FAITH organisations are advised to pursue best practice “in order to achieve a high degree of faith consistency within the investment portfolios that serve their mission”.
Ethics represent, for them, “a unique and essential element of investment governance”, suggests a joint paper from FaithInvest — a group that seeks to empower faith groups to invest in line with their beliefs — and the investment consultant NEPC.
In the paper, Faith-based Investment Governance, they conclude that such organisations provided spiritual and moral guidance for their adherents, and often sought to reflect their faith values in their investments. But the paper, which builds on that of September 2021, From Faith Values to Investment, reports that only just over half of them (55 per cent) clearly stated the part played by faith in their Investment Policy Statement (IPS).
It advises them, therefore, to look more closely at their broader governance framework to ensure full integration of faith values throughout.
There can, it acknowledges, be perceived tensions between the need to generate adequate investment returns and the desire to invest in line with values. But, it warns, “Failure to address potential misalignment of investments and faith-based values can often lead to reputational risk or other kinds of unintentional harm.”
It suggests that the most effective governance structures avoid loosely defined positions and provide clarity about the responsibilities and limits of discretionary action of all involved across various capacities.
“Success starts with the board of directors,” it says, recommending the appointment of individuals with diverse expertise, including investment experience and a shared commitment to the organisation’s mission.

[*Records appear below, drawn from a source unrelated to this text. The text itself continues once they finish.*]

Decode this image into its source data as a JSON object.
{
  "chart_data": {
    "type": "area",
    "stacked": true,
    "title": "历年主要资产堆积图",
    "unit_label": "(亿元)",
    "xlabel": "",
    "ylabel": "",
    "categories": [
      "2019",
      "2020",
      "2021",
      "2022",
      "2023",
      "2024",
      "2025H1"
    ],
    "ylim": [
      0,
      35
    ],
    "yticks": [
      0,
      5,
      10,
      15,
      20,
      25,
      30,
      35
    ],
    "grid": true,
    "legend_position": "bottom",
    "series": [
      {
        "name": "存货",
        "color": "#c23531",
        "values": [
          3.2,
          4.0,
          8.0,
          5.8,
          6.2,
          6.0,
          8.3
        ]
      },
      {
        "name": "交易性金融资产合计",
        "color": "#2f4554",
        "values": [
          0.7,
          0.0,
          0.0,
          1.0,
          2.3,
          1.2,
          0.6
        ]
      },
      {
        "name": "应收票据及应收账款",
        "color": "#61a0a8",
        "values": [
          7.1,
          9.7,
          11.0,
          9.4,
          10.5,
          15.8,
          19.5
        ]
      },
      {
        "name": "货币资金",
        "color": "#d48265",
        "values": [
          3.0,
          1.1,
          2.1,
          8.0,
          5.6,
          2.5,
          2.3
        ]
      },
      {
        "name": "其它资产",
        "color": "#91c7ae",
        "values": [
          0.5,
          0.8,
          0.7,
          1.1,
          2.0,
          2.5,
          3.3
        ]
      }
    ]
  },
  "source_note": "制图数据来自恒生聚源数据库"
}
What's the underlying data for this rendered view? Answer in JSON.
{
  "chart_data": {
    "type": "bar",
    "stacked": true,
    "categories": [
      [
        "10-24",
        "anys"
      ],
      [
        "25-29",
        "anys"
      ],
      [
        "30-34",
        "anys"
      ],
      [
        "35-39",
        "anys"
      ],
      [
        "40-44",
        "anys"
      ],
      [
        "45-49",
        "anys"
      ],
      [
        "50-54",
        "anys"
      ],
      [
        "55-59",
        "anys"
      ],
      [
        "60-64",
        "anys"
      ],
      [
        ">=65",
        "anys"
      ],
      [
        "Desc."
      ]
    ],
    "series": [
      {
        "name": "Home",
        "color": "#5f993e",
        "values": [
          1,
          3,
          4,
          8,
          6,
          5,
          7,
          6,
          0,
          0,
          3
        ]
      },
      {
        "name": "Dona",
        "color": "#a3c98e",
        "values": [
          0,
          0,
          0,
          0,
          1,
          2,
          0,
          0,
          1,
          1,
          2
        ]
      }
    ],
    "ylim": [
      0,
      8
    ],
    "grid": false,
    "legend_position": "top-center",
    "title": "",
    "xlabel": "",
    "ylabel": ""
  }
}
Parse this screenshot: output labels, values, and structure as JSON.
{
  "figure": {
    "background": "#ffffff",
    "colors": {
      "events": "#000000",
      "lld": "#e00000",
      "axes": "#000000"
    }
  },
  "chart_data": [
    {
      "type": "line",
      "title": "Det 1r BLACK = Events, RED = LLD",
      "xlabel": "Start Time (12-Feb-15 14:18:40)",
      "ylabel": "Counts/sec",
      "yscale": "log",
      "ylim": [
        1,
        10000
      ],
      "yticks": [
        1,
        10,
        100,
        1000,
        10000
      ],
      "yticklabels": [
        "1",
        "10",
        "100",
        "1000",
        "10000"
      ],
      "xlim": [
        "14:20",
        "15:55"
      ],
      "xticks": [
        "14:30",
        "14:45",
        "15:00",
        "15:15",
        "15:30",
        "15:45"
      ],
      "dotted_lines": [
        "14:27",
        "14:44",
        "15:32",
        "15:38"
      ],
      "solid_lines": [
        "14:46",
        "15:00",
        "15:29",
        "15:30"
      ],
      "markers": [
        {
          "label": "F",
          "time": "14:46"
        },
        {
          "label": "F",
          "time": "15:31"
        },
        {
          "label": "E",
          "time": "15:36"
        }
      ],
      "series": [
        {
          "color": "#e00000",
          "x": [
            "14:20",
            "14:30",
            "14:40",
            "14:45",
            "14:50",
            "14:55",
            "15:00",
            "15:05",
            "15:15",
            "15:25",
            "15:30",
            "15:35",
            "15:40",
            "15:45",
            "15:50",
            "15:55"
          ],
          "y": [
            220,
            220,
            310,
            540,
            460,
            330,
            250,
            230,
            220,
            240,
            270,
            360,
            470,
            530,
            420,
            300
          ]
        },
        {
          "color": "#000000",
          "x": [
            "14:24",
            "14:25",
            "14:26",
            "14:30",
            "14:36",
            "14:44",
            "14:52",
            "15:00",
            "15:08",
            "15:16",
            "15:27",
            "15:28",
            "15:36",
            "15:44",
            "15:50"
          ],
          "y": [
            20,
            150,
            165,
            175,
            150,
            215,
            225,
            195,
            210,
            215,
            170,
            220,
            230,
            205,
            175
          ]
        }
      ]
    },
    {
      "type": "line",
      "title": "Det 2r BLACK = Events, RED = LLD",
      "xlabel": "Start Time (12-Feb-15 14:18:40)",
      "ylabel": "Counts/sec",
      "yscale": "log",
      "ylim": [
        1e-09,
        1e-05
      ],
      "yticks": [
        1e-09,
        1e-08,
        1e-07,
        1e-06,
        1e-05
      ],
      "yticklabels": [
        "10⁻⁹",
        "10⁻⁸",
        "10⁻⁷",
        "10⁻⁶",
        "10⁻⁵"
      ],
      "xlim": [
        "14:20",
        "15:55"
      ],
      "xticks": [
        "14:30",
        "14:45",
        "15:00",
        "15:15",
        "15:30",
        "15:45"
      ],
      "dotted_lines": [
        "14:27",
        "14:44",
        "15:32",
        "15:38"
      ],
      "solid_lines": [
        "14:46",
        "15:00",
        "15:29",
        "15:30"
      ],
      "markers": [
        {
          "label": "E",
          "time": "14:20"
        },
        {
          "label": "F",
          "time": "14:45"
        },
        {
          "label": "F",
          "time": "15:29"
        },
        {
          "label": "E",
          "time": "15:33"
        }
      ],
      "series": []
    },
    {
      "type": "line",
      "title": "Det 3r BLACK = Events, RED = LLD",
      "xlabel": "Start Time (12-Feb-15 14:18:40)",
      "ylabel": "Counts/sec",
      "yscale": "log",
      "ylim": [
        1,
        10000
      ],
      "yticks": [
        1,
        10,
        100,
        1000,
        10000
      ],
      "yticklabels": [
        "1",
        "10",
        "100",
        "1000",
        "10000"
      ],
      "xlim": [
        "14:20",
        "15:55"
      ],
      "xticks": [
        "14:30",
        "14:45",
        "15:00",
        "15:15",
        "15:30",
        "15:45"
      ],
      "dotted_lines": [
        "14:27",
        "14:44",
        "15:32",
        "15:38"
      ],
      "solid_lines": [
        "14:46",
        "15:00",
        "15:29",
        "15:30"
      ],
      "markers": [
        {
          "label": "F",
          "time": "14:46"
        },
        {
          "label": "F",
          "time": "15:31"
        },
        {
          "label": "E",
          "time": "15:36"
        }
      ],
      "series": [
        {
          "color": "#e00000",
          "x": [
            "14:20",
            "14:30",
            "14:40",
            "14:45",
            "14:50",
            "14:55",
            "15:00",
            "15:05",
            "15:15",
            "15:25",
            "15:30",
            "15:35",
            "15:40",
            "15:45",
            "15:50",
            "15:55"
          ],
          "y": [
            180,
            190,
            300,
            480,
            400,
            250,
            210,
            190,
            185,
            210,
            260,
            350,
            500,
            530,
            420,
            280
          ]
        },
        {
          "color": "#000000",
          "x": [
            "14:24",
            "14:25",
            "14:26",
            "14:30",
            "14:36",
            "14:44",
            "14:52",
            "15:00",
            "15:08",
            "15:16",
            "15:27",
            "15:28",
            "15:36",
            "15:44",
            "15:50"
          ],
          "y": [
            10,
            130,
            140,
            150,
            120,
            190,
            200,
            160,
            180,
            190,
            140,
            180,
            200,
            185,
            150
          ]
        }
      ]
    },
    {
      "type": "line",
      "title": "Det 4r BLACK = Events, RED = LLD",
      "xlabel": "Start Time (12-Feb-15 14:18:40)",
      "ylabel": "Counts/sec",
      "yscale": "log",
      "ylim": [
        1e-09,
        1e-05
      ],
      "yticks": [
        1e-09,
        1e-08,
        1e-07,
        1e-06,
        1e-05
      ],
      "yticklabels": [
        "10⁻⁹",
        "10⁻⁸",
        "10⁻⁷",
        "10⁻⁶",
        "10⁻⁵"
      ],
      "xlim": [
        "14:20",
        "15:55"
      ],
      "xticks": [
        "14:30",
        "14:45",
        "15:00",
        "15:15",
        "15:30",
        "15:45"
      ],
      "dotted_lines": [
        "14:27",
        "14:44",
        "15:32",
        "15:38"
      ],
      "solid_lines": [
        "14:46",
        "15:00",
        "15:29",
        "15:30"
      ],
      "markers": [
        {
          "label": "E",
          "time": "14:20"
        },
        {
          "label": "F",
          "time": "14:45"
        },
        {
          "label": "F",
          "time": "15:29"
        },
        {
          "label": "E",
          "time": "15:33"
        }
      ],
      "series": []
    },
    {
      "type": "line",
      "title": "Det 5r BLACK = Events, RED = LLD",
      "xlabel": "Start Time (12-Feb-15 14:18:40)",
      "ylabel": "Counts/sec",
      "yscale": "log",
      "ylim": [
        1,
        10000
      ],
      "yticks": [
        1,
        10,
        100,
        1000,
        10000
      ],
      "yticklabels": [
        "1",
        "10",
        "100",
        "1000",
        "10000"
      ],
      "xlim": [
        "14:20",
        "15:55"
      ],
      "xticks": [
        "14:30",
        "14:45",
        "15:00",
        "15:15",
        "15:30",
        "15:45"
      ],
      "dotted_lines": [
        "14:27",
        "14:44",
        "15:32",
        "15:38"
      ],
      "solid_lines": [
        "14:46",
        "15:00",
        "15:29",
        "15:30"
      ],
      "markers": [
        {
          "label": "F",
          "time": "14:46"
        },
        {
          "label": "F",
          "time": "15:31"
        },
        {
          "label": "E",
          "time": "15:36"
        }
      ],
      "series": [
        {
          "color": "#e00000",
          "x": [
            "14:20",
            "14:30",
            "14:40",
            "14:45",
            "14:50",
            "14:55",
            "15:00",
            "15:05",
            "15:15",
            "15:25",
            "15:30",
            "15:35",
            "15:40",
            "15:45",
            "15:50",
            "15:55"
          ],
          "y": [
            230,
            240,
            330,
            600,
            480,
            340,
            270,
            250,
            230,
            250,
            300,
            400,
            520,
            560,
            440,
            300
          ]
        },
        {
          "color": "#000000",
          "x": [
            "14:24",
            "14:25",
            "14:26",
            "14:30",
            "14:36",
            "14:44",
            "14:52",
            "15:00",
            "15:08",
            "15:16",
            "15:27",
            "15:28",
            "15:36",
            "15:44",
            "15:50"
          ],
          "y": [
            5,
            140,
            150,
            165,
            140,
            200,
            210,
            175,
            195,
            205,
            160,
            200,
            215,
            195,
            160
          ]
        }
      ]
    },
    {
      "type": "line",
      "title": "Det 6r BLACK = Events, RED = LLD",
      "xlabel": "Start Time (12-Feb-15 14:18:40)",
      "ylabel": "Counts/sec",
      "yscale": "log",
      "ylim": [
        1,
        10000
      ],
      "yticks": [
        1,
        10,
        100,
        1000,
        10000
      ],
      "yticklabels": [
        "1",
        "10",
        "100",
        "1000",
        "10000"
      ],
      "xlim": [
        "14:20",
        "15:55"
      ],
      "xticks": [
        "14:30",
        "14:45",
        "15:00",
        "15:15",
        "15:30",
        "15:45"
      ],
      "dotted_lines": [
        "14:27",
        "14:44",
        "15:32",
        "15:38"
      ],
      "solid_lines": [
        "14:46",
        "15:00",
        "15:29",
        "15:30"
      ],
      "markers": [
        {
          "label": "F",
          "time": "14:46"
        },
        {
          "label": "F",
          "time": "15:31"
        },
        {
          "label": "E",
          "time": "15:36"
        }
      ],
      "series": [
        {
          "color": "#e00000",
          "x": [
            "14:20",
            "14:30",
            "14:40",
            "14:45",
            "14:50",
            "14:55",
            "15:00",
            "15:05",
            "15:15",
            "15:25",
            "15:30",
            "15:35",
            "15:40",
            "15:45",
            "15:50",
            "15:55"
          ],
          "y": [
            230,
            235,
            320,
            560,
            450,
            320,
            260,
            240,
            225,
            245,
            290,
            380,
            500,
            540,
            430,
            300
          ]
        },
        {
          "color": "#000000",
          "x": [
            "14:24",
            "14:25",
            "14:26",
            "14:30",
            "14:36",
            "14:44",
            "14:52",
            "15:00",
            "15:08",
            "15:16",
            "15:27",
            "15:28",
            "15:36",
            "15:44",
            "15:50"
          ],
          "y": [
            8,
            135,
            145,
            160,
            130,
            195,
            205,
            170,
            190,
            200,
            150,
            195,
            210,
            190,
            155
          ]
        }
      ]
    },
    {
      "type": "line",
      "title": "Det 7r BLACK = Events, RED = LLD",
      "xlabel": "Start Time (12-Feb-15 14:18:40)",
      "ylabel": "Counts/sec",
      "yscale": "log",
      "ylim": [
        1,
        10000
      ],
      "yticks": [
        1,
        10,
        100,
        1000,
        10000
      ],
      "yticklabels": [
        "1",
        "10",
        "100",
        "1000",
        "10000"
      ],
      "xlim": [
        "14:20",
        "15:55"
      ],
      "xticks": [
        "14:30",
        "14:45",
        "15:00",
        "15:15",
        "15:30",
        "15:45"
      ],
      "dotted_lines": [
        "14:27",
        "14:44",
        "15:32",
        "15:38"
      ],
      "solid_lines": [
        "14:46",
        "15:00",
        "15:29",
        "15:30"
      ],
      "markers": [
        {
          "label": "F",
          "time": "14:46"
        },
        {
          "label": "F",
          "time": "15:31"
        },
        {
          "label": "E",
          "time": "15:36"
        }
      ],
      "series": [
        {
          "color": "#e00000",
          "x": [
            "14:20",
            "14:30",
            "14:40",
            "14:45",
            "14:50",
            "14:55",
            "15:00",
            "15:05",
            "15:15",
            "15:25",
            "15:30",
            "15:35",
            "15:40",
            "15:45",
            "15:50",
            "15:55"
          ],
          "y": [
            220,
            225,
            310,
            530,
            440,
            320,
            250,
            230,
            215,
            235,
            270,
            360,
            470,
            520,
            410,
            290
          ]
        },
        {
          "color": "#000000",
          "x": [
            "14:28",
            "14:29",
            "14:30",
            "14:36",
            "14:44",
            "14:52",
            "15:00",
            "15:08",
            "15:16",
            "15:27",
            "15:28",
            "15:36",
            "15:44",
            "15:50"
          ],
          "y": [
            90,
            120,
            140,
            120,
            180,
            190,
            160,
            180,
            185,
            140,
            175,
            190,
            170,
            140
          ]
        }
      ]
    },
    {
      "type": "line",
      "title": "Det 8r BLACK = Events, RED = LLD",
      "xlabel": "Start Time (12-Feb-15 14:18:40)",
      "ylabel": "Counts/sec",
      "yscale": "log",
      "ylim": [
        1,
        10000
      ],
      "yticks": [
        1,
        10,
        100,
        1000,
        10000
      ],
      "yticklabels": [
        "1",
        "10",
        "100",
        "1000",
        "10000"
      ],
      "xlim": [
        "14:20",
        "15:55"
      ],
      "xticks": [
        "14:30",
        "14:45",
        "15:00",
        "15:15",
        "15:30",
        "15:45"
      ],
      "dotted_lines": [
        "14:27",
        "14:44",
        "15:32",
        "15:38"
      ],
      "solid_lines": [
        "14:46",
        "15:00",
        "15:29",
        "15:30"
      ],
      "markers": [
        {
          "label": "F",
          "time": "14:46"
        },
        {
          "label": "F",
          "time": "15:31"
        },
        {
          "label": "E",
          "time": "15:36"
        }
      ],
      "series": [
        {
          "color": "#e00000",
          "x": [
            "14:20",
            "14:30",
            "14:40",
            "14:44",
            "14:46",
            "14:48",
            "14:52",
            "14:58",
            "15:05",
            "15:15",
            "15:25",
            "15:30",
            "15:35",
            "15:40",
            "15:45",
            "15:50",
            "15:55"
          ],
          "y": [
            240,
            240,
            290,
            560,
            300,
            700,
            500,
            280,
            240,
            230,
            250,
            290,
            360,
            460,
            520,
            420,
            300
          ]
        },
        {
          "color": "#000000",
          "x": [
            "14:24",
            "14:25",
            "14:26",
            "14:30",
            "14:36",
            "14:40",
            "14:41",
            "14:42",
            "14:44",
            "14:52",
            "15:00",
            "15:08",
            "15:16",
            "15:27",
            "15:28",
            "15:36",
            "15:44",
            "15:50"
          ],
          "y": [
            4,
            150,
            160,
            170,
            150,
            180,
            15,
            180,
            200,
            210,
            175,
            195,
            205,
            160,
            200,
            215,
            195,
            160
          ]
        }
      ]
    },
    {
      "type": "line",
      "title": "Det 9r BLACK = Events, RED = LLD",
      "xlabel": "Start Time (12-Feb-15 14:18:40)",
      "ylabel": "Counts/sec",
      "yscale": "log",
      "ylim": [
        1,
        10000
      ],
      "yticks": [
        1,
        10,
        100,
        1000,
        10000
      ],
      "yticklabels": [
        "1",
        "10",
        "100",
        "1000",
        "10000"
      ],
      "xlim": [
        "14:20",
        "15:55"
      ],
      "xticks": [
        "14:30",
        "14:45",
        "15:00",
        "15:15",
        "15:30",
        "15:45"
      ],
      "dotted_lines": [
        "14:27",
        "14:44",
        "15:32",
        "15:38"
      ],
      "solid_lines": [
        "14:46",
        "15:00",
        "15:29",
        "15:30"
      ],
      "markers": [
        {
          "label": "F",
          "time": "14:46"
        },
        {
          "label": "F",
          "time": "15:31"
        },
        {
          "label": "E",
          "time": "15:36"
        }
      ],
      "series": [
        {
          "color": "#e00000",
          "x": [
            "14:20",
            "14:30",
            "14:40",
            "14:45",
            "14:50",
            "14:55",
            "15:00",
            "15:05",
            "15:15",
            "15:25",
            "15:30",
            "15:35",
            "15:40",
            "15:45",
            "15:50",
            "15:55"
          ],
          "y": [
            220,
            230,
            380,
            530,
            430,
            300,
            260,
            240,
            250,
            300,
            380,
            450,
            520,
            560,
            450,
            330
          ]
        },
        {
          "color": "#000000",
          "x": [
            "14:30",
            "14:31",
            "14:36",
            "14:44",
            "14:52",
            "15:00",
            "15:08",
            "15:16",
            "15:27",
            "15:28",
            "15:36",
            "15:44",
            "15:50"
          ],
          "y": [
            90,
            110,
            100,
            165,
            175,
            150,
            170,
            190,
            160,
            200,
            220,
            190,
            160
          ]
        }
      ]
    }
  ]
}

There should be regular assessments of its investment performance, it says, with metrics for success and tracking of key performance indicators.
Faith organisations’ beliefs, teaching, and values can be integrated or mapped to important documents such IPSes — something that requires “bringing a questioning spirit of faithful discernment to each aspect of governance, both when the organisational elements are being initially constructed and as the structure is enhanced or improved over time,” it suggests.
It warns: faith-based investment guidelines should be as detailed and measurable as their secular counterparts; all faith-based organisations grapple with the tension created between more aspirational faith-aligned goals and investment “pragmatism”. An organisation might decide to “not let the perfect be the enemy of the good”, but there was growing demand for investment managers to provide more faith-aligned product offerings to address this issue.
The make-up of an ethics committee deserved careful consideration, it concluded, as the issues it addressed spanned finance; faith; important societal, political, or environmental dynamics; and topics internal to the faith organisation itself.